Jimmy Butler, gran cattivone dell'Nba: una storia che ormai non regge più

Francesco Gottardi

Suo malgrado, il fuoriclasse dei Miami Heat ha sempre dovuto convivere con l’etichetta dell’antipatico guastafeste. È vero solo ai playoff, per chi se lo trova davanti: altrimenti parliamo di un gran lavoratore, uomo-squadra. Perfino venditore di caffè

Per tutti è il perfetto cattivo della storia. “Non mi dà alcun fastidio”, Jimmy Butler rispondeva ai cronisti, con flemma impeccabile, non più tardi di un anno fa. “Sarò sempre il bad guy. Va bene. I ragazzacci sono i benvenuti nell’organizzazione dei Miami Heat. E io adoro i miei compagni”. Ecco: se per ragazzacci si intende un manipolo di giocatori rognosi, compatti e terribili da affrontare, cestisticamente parlando, allora Butler continua ad avere ragione. Ed è sempre più capobanda del macigno – il proverbiale sassolino non basterebbe – che continua a inceppare gli ingranaggi Nba. Spazzate via le certezze di Antetokounmpo, i sogni dei Knicks. E ora neppure la corazzata Boston se la passa bene, subito sotto nella riedizione della finale di Eastern Conference 2020. Contro la testa di serie numero otto. Contro un fuoriclasse che nei playoff, dal quel 2020 a oggi, ha infilato 13 partite da oltre 35 punti. Cioè come nessuno. Quando nessuno se l’aspettava.
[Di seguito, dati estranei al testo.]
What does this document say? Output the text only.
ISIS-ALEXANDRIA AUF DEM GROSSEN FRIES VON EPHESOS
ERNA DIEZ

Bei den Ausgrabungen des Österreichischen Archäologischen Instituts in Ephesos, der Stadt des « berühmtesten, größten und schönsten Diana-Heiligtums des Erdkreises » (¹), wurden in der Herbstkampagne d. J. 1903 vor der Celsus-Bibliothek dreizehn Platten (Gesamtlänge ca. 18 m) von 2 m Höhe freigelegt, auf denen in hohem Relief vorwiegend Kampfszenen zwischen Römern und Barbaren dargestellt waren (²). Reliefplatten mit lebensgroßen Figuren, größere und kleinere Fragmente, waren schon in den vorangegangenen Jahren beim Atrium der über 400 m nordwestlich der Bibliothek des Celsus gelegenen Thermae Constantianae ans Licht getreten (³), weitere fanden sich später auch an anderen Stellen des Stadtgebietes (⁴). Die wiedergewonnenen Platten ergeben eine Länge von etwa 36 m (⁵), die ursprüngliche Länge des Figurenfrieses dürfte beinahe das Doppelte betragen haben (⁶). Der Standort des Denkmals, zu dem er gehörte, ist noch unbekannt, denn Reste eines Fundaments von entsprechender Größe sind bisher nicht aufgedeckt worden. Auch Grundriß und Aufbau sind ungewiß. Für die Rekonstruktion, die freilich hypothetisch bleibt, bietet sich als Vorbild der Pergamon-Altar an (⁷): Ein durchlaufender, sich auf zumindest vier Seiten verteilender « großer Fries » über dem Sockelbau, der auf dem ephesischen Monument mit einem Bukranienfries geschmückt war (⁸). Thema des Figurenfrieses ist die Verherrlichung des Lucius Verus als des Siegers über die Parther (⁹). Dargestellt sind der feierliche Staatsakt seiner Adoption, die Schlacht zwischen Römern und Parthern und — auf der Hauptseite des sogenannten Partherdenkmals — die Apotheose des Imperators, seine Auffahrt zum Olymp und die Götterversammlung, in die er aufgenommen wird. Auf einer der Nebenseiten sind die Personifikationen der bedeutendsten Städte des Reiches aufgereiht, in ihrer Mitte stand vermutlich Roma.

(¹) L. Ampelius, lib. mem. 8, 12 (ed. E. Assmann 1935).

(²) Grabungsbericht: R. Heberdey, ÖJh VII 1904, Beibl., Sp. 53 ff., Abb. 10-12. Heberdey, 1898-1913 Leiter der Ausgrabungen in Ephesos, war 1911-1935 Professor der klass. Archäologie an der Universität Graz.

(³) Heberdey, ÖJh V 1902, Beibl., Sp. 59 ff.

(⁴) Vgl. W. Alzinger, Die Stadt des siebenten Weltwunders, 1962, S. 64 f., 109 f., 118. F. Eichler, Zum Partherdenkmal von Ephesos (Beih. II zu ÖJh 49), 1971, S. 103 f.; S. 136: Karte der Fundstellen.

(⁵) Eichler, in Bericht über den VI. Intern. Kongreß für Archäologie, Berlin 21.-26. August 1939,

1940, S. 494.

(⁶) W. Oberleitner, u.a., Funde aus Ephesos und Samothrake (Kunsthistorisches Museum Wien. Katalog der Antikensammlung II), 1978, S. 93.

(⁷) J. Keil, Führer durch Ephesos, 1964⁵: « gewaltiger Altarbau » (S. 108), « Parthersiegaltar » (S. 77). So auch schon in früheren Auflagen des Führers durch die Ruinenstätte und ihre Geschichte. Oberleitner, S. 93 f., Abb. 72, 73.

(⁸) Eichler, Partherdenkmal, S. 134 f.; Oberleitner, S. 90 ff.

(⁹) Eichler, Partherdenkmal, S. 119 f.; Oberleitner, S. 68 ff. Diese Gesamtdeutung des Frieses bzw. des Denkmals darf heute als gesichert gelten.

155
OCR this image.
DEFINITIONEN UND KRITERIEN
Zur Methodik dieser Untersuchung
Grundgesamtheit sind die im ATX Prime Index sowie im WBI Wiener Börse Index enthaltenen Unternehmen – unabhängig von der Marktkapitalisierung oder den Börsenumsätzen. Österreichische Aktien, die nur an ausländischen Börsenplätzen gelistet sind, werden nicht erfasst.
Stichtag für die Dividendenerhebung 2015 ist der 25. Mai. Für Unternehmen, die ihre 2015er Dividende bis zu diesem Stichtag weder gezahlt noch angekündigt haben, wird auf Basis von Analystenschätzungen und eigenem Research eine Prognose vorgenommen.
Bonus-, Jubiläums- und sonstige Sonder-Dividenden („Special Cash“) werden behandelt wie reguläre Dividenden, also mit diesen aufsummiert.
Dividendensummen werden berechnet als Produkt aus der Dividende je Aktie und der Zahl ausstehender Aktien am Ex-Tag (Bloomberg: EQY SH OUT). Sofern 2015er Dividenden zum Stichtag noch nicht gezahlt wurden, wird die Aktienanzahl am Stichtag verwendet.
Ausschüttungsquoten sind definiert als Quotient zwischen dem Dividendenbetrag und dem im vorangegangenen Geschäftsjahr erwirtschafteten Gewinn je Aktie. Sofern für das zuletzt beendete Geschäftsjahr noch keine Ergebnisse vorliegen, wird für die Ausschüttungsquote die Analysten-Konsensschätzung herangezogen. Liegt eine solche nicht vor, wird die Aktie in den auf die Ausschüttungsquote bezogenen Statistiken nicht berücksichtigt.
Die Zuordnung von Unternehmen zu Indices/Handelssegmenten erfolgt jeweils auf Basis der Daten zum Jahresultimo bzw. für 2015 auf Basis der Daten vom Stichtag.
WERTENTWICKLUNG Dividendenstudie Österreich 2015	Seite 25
È un po’ il leitmotiv della vita di Butler, spalle al muro ben prima del basket – cacciato di casa a 13 anni, rifugiatosi sul parquet – e capace di farcela ogni volta meglio. Una trama da film per famiglie. Che infatti ha mandato in visibilio la retorica dello sport: Jimmy solo contro il mondo, Jimmy la testa calda. La primadonna, lo spacca-spogliatoio. E poi quel cognome da colpevole designato: è stato il maggiordomo (butler, in inglese)!

A 33 anni, Jimmy è ben poco di tutto ciò. “L’unica cosa che gli dà fastidio è sentirsi chiamare superstar”, dice Markieff Morris, che giocò con lui l’anno scorso. “Perché in campo è un altruista e fuori valorizza compagni e allenatori. Anziché farli silurare come vocifera mezza Nba”. Più delle opinioni contano i fatti. In dodici anni di carriera, Butler ha lavorato soltanto con quattro coach: principalmente Tom Thibodeau e Erik Spoelstra, che l’hanno messo al centro di gruppi squadra duraturi. E capaci di rinnovarsi sempre, come questi Miami Heat. Quello dell’antipatia è un altro falso mito: in una recente indagine di BetOnline, basata sul sentiment dei commenti su Twitter, Butler figura soltanto al 18esimo posto fra i giocatori più odiati della lega. Dietro a James, Morant. Ma anche a Jokic, Embiid e Curry. Poi c’è l’atteggiamento in partita: Butler ha il suo carattere, non le manda mai a dire. In questi playoff però sta perdendo perfino la patina del trash-talker. Irrita soltanto perché segna. Sempre e in tutti modi, o se non lo fa subisce fallo. Eppure sorride.

Così al posto di un solista cattivo, incazzato e stanco, per dirla alla Clint Eastwood, si fa largo un uomo-squadra inesauribile, zen e ben voluto. A suo agio fra la sua gente: qualche giorno fa, alla vigilia della partenza per Boston, Jimmy ha passato l’intera mattinata di fronte al camion-bar che vende il caffè di sua produzione. Chiacchierava con i tifosi, sedeva al tavolo con loro. E parlava di basket. Poi è volato al TD Garden a vincere gara-1, con 35 punti a referto. Ma diamine: la pace viene prima dell’anello. Estetica in frantumi, maggiordomo a chi.